Padre Tonino Falaguasta Nyabenda
Stiamo sempre meditando il capitolo sesto del Vangelo di Giovanni.
Nella prima lettura odierna abbiamo la storia del profeta Elia, che compie a ritroso il percorso dell’Esodo, ed è significativa. Prefigura in realtà il Messia e la sua azione. Del resto anche Gesù identifica Elia con Giovanni il Battista, perché il profeta rapito da un carro di fuoco (2 Re 2, 11-12), doveva precedere il Messia e preparare il popolo alla sua accoglienza. Pure il viaggio del profeta Elia verso il Monte di Dio (= Oreb oppure Sinai) si addice all’Eucaristia. Infatti il cibo donato da un Angelo al profeta è sufficiente per permettergli di compiere il suo viaggio per intero. Il nostro cibo, per il nostro viaggio, che è la nostra vita, è l’Eucaristia. L’Eucaristia infatti ci permette di conoscere non una Legge, come quella del Sinai, scritta su pietra, ma di scoprire Gesù “Parola di Dio fatta carne” (Giovanni 1, 14). Solo così possiamo sperimentare il Cristo, come volto di Dio. E “camminando nella carità nel modo in cui anche Cristo ci ha amato” come dice l’apostolo Paolo, possiamo capire concretamente la paternità di Dio (Giovanni 1, 18).

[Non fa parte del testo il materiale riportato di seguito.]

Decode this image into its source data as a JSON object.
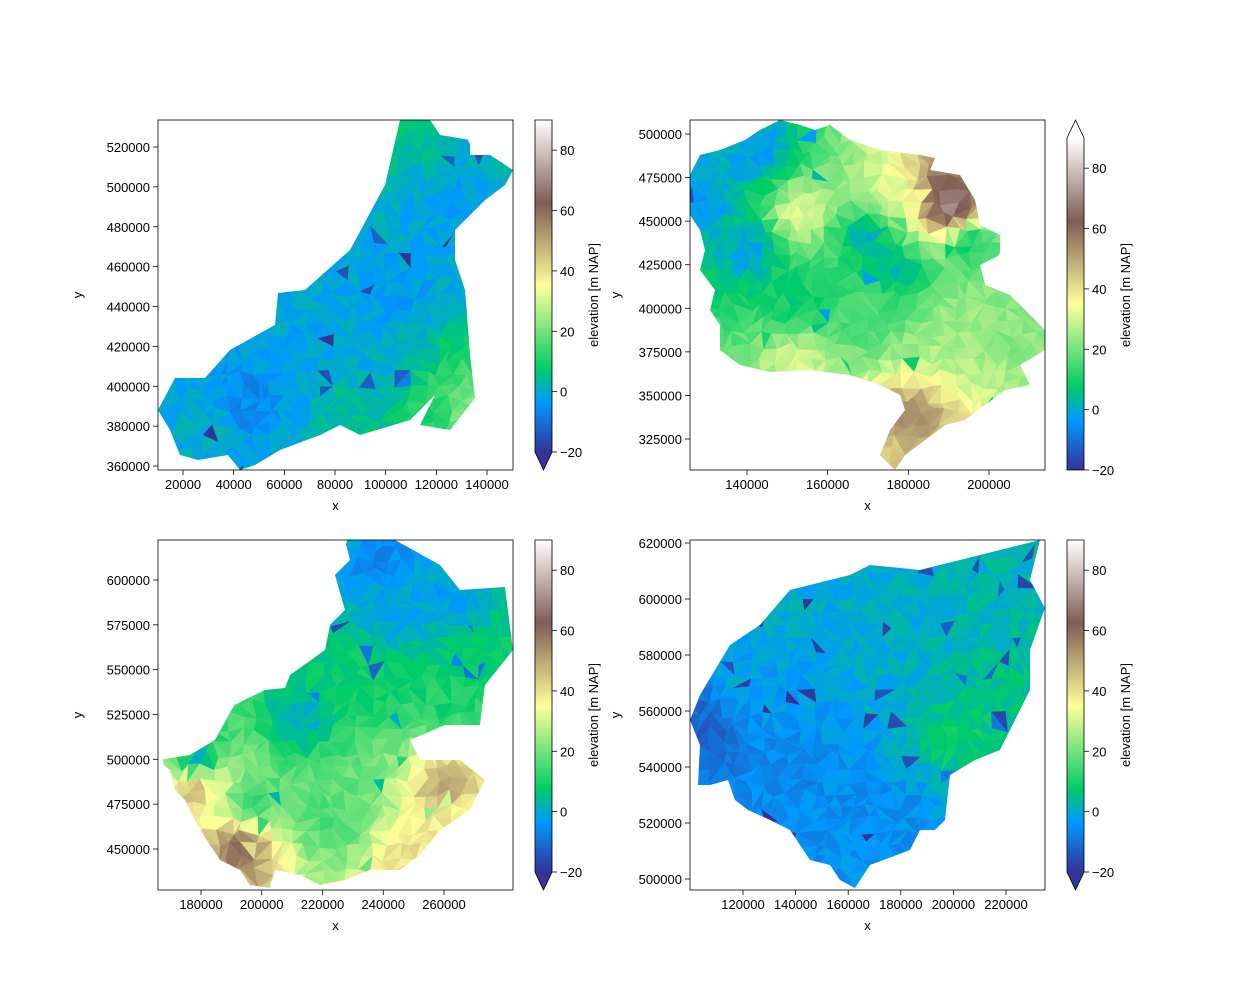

La lettura del sesto capitolo del Vangelo di Giovanni ci permette di progredire nella conoscenza di Gesù come “pane della vita” (Giovanni 6, 48). Nel testo letto la 17ma Domenica abbiamo assistito al fatto materiale del miracolo della moltiplicazione dei pani. La folla, assetata di prodigi, non ha saputo cogliere il significato di questo segno. La 18ma Domenica, siamo stati invitati a cogliere le coordinate di questo segno. E cioè di passare dal pane materiale al pane che dura per la vita eterna. Ma bisogna procedere e scoprire inoltre l’identità intima di Gesù. Non dobbiamo fermarci alla superficialità della folla presente durante il miracolo del pane e che tentava di proclamare “Re” Gesù, per non faticare più e approfittare dei suoi poteri per mangiare a sbafo. Gesù non è solo il profeta che sfama. Egli è il pane stesso che sfama per sempre. Egli è “Io-sono”, il volto visibile di Dio. Gesù è la rivelazione di YHWH (= cioè Dio). Allora adesso per ciascuno di noi sorge una domanda: Chi è Gesù per me? Che risposta diamo a questo interrogativo? Da ciò dipende la nostra sequela e il nostro stare con il Cristo. E dipende anche il significato del nostro Esodo (cioè della nostra vita) che stiamo percorrendo, a volte con fatica. Se abbiamo fede, assistiti, non dalle focacce del profeta Elia, ma dal pane eucaristico, il pane della vita, Gesù stesso, che diventa per noi alimento per la vita eterna, il nostro cammino diventa corretto. “Io sono il pane vivo, disceso dal cielo – ha detto Gesù. – Se uno mangia di questo pane vivrà in eterno e il pane che io darò è la mia carne per la vita del mondo” (Giovanni 6, 51). Certo Gesù vola alto. “Questa parola è dura” dissero alcuni dei discepoli (Giovanni 6, 60). E’ vero, ma il Cristo tira diritto nel suo insegnamento nella sinagoga di Cafarnao.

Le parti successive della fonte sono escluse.